Garik Shmois (Managing Director)
Got it. Wondering if you could go into some more detail. I think you talked about an improvement in product mix. What was driving that?
Scott Culbreth (President and CEO)
That would be mix across our channels, first and foremost. So what we sold through in each of the respective channels that we've got. We've seen really an ability to hang on to the overall mix. I know there was some speculation going into this most recent fiscal year, perhaps rotation down. We've really not experienced that across the new construction channel. We've seen a little bit of that inside remodel, but in totality, a favorable mix equation for us inside the quarter.

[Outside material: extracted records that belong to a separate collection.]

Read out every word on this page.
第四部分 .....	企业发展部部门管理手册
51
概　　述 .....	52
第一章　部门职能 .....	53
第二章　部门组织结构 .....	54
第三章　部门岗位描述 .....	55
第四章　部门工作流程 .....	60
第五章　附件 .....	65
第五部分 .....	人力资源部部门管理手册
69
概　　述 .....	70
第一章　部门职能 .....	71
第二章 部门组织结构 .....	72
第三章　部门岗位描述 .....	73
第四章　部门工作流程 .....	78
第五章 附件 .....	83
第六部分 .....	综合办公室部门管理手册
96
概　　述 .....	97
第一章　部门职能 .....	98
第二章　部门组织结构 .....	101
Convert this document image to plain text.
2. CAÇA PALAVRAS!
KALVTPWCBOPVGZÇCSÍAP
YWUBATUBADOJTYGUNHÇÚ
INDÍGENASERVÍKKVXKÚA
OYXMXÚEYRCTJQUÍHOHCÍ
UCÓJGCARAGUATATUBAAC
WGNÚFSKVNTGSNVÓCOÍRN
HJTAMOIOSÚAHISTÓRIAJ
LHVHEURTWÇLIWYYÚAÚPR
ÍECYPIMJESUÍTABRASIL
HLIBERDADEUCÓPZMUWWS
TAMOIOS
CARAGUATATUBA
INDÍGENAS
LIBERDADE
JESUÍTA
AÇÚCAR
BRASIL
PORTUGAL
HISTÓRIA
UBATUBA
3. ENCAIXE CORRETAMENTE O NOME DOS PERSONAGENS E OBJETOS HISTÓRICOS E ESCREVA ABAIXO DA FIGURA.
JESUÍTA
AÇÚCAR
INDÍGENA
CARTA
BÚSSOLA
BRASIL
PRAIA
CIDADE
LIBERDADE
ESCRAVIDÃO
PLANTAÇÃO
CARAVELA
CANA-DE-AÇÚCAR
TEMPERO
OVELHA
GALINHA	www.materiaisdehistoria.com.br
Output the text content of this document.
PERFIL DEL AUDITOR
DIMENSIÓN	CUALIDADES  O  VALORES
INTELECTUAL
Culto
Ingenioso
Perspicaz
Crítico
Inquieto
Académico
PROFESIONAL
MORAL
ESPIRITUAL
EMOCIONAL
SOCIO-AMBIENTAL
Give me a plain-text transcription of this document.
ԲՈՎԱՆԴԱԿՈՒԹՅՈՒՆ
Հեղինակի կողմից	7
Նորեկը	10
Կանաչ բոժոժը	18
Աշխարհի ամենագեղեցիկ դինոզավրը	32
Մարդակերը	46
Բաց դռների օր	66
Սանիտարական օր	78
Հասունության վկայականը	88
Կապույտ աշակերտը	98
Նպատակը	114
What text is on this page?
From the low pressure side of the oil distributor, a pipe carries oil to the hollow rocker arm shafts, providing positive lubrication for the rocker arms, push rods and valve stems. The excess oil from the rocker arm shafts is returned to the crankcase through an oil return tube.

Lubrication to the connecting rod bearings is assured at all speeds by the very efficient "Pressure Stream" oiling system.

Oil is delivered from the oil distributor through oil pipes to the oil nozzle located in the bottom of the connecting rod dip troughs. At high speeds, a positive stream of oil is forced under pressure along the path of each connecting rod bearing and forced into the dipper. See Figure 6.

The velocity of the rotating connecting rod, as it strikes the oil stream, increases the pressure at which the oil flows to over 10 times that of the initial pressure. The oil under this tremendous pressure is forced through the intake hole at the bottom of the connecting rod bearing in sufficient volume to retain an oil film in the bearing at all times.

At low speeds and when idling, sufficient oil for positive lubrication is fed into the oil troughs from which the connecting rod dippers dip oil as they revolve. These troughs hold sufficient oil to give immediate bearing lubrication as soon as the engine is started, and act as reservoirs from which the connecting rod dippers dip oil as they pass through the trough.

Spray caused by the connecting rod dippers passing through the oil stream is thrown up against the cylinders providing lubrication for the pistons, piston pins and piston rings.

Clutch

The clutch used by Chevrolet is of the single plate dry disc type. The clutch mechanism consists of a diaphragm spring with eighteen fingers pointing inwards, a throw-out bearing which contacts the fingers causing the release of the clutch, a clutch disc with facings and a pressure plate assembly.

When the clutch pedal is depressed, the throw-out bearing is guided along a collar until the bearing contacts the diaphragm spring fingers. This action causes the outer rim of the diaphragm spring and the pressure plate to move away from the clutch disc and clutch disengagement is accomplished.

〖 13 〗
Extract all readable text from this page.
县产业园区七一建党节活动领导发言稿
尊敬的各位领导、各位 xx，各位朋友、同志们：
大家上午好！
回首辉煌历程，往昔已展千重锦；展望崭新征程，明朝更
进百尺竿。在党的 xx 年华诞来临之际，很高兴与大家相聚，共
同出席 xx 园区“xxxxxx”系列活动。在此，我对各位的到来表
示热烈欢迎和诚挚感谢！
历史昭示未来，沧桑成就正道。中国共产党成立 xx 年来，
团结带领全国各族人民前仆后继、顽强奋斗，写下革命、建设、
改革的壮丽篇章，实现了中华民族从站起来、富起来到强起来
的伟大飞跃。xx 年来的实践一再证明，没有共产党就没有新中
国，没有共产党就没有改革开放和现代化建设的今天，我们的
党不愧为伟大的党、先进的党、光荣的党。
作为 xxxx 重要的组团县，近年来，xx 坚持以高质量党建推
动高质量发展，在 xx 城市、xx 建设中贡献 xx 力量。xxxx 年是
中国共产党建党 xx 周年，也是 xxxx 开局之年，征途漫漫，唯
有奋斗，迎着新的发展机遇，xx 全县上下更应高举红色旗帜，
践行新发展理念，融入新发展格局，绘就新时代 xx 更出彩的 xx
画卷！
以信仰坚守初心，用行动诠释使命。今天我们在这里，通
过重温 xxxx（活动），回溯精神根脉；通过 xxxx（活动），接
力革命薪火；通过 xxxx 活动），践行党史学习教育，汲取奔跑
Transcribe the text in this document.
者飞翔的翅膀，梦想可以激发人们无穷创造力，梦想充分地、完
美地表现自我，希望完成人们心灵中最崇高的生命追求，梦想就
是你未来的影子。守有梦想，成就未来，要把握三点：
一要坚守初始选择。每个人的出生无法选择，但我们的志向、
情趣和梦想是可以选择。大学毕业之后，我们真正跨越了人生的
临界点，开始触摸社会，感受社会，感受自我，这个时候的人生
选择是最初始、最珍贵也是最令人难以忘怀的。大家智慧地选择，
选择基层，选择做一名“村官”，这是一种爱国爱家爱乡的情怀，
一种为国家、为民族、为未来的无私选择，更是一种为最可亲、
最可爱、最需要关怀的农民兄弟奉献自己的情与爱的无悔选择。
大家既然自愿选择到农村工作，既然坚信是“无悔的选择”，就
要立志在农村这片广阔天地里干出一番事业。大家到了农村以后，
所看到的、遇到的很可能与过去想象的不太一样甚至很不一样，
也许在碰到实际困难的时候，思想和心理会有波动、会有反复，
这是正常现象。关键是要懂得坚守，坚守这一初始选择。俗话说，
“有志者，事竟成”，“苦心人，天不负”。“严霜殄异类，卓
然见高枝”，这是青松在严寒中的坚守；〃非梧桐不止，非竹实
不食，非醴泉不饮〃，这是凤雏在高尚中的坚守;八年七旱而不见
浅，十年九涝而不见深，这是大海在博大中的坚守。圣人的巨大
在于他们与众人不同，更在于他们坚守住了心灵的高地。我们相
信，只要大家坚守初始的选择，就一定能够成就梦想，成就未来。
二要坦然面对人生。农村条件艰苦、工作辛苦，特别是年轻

Garik Shmois (Managing Director)
Got it. And then I know we're not in your fiscal 2025 yet, but if you're able to share any thoughts on how you think, perhaps maybe calendar 2024, just maybe a longer-term view of the market. I think we heard from a competitor anticipating low single-digit market growth declines over the next, say, four quarters. Just curious if you have any similar observations or any deviation off of that.
Scott Culbreth (President and CEO)
Sure. And you're right. We're not ready to share an outlook beyond fiscal year 2024. Our cycle is we're really starting our budgetary meetings internally now. We'll be ready to give you a full fiscal year 2025 outlook in our next call. With that said, though, what are we hearing and seeing in the market? Certainly, there was a number of recent releases in the building product space across competitors, other categories, customers, and then, of course, the show out in Vegas this week. So if I take all of those inputs together, I think what we're seeing and hearing is that the range for single-family starts is still a bit mixed. We're seeing analysts talk about low to mid-single-digit growth for the calendar year. I think remodel is the one that continues to remain a bit under pressure. Estimates there from low to mid-single digits on the negative side.
Home centers, again, just reported their figures for the year and their outlook on calendar year 2024. Both signaled negative comps in the calendar year, and certainly for the last two quarters, they both signaled that our category was performing worse than that. So if I was to take all of that together, I would say that in totality, repair and remodel, call it down low mid to single, and then new construction up mid-single, I think is sort of the market view. Our perspective, and this would be the same as it's been for many years, is that we should perform better than that in both new construction, repair and remodel. So I'm not yet ready to give you what that translates into an outlook, but that's at least the market view, and our expectation is that we'll gain share and perform better than that.
Garik Shmois (Managing Director)
No, that makes sense. All right. Thanks for all that. I'll pass it on.
Scott Culbreth (President and CEO)
Okay. Thank you.
Operator (participant)
Our next question comes from Steven Ramsey from Thompson Research Group. Please go ahead with your question.
Steven Ramsey (Deputy Director of Research)
Hi. Good evening. Wanted to think about looking out over the next 12 months and with the new facilities now up and running. Curious how adaptable you are to run those and ramp production up or down as the demand profile rolls in and how that potentially impacts gross margins going forward with the new facilities coming online.
Scott Culbreth (President and CEO)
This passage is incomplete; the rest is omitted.